Search code examples
postgresqljsonbpostgresql-9.6

How do I efficiently calculate summary stats on JSONB arrays nested in Postgres?


Using Postgres 9.6.

I have this working but suspect there's a more efficient way. What's the best way to calculate AVG, SUM, etc. on the MyEventLength arrays?

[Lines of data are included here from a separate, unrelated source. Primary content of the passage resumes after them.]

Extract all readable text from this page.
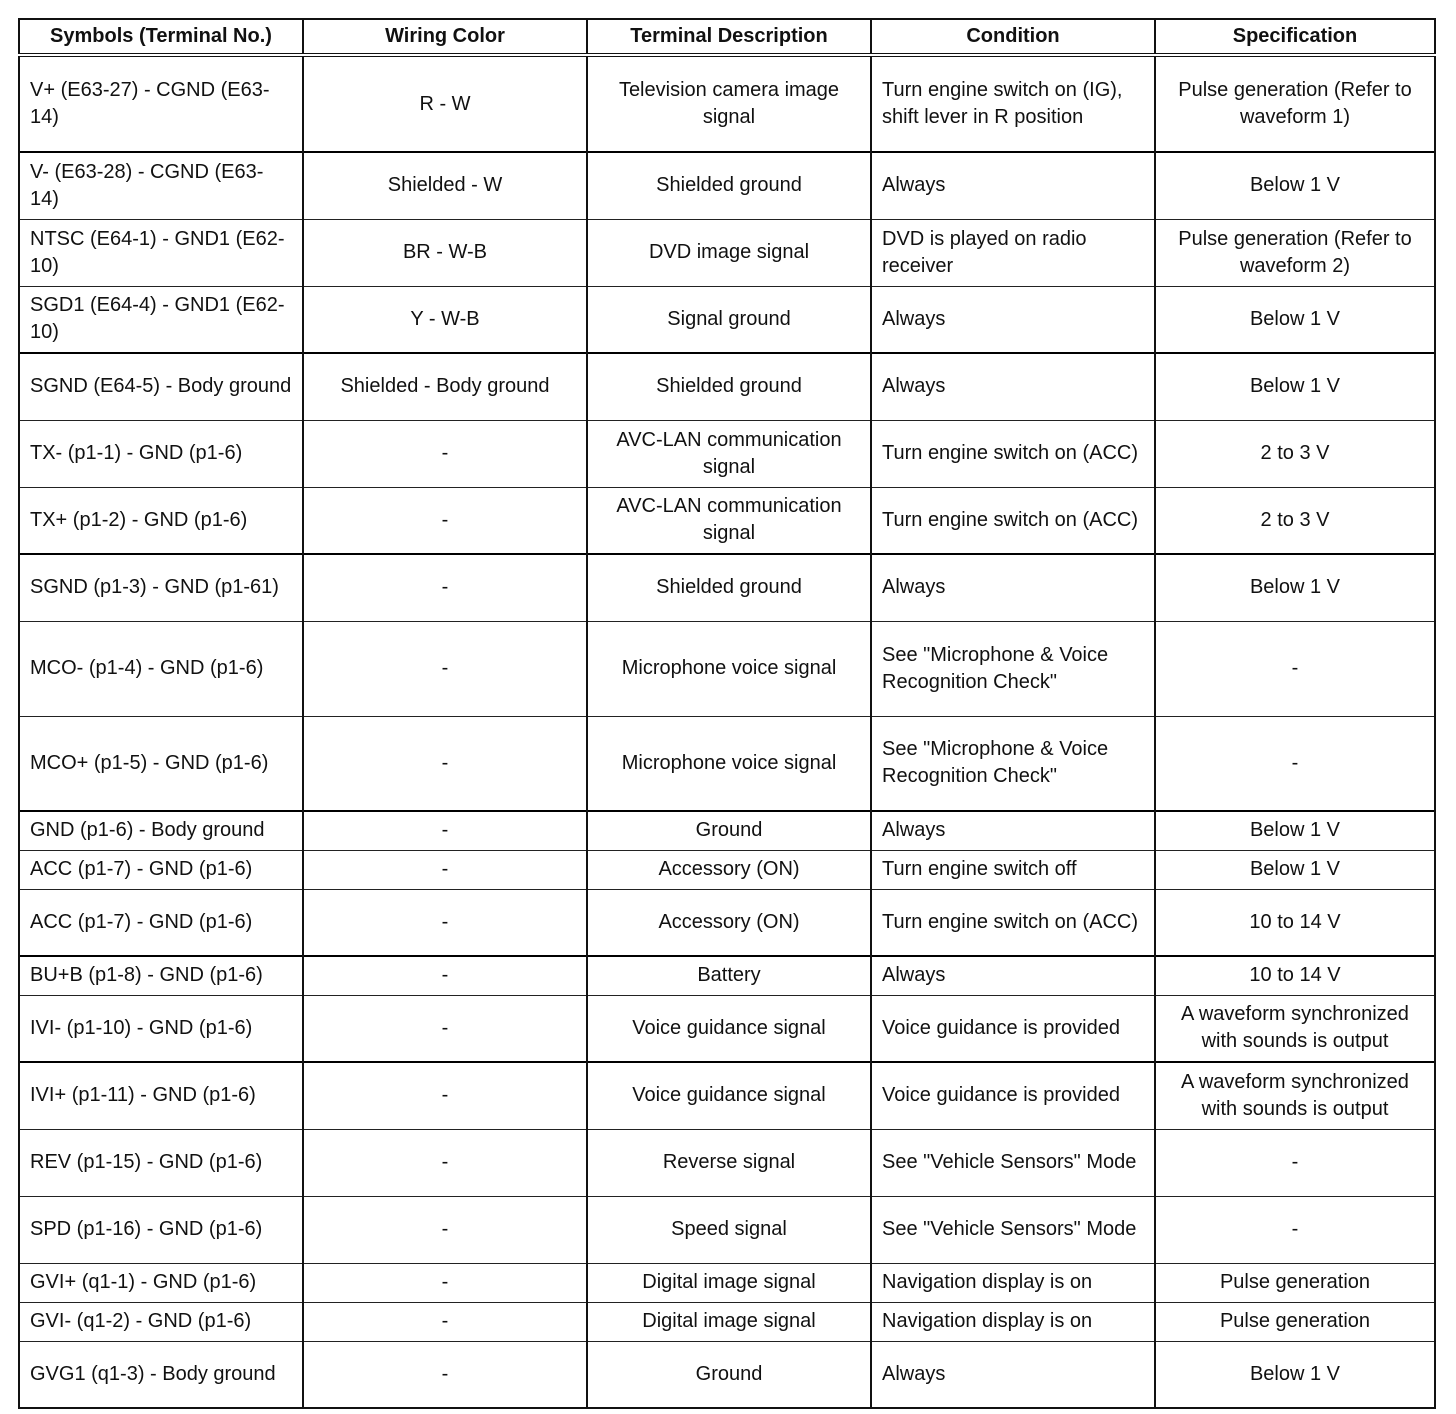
Symbols (Terminal No.)	Wiring Color	Terminal Description	Condition	Specification
V+ (E63-27) - CGND (E63-14)	R - W	Television camera image signal	Turn engine switch on (IG), shift lever in R position	Pulse generation (Refer to waveform 1)
V- (E63-28) - CGND (E63-14)	Shielded - W	Shielded ground	Always	Below 1 V
NTSC (E64-1) - GND1 (E62-10)	BR - W-B	DVD image signal	DVD is played on radio receiver	Pulse generation (Refer to waveform 2)
SGD1 (E64-4) - GND1 (E62-10)	Y - W-B	Signal ground	Always	Below 1 V
SGND (E64-5) - Body ground	Shielded - Body ground	Shielded ground	Always	Below 1 V
TX- (p1-1) - GND (p1-6)	-	AVC-LAN communication signal	Turn engine switch on (ACC)	2 to 3 V
TX+ (p1-2) - GND (p1-6)	-	AVC-LAN communication signal	Turn engine switch on (ACC)	2 to 3 V
SGND (p1-3) - GND (p1-61)	-	Shielded ground	Always	Below 1 V
MCO- (p1-4) - GND (p1-6)	-	Microphone voice signal	See "Microphone & Voice Recognition Check"	-
MCO+ (p1-5) - GND (p1-6)	-	Microphone voice signal	See "Microphone & Voice Recognition Check"	-
GND (p1-6) - Body ground	-	Ground	Always	Below 1 V
ACC (p1-7) - GND (p1-6)	-	Accessory (ON)	Turn engine switch off	Below 1 V
ACC (p1-7) - GND (p1-6)	-	Accessory (ON)	Turn engine switch on (ACC)	10 to 14 V
BU+B (p1-8) - GND (p1-6)	-	Battery	Always	10 to 14 V
IVI- (p1-10) - GND (p1-6)	-	Voice guidance signal	Voice guidance is provided	A waveform synchronized with sounds is output
IVI+ (p1-11) - GND (p1-6)	-	Voice guidance signal	Voice guidance is provided	A waveform synchronized with sounds is output
REV (p1-15) - GND (p1-6)	-	Reverse signal	See "Vehicle Sensors" Mode	-
SPD (p1-16) - GND (p1-6)	-	Speed signal	See "Vehicle Sensors" Mode	-
GVI+ (q1-1) - GND (p1-6)	-	Digital image signal	Navigation display is on	Pulse generation
GVI- (q1-2) - GND (p1-6)	-	Digital image signal	Navigation display is on	Pulse generation
GVG1 (q1-3) - Body ground	-	Ground	Always	Below 1 V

DROP TABLE IF EXISTS activity;
DROP SEQUENCE IF EXISTS activity_id_seq;
CREATE SEQUENCE activity_id_seq;

CREATE TABLE activity (
    id INT CHECK (id > 0) NOT NULL DEFAULT NEXTVAL ('activity_id_seq'),
    user_id INT,
    events JSONB
);

INSERT INTO activity (user_id,events) VALUES
(1, '{"MyEvent":{"MyEventLength":[450,790,1300,5400],"MyEventValue":[334,120,120,940]}}'),
(1, '{"MyEvent":{"MyEventLength":[12],"MyEventValue":[4]}}'),
(2, '{"MyEvent":{"MyEventLength":[450,790,1300,5400],"MyEventValue":[334,120,120,940]}}'),
(1, '{"MyEvent":{"MyEventLength":[1000,2000],"MyEventValue":[450,550]}}');

To date, this is the best way I can figure out to calculate the average for the MyEventLength array for user_id 1:

SELECT avg(recs::text::numeric) FROM (
    SELECT jsonb_array_elements(a.event_length) as recs FROM (
        SELECT events->'MyEvent'->'MyEventLength' as event_length from activity
        WHERE user_id = 1
    )a
) b;

Or this variation:

SELECT avg(recs) FROM (
    SELECT jsonb_array_elements_text(a.event_length)::numeric as recs FROM (
        SELECT events->'MyEvent'->'MyEventLength' as event_length from activity
        WHERE user_id = 1
    )a
) b;

Is there a better way to do this that does not require as many sub selects?


Solution

  • You need to pass rows with scalar values to avg(), otherwise (if you'll try to pass the output of some set-returning function like jsonb_array_elements_text(..)) you will get an errors such as this:

    ERROR:  set-valued function called in context that cannot accept a set
    

    So you definitely need at least 1 sub-query or CTE.

    Option 1, w/o CTE:

    select avg(v::numeric)
    from (
      select
        jsonb_array_elements_text(events->'MyEvent'->'MyEventLength')
      from activity
      where user_id = 1
    ) as a(v);
    

    Option 2, CTE (readability is better):

    with vals as (
      select
        jsonb_array_elements_text(events->'MyEvent'->'MyEventLength')::numeric as val
      from activity
      where user_id = 1
    )
    select avg(val)
    from vals
    ;
    

    UPDATE, Option 3: It turned out, that you can do it w/o any nested queries, using implicit JOIN LATERAL:

    select avg(val::text::numeric)
    from activity a, jsonb_array_elements(a.events->'MyEvent'->'MyEventLength') vals(val)
    where user_id = 1;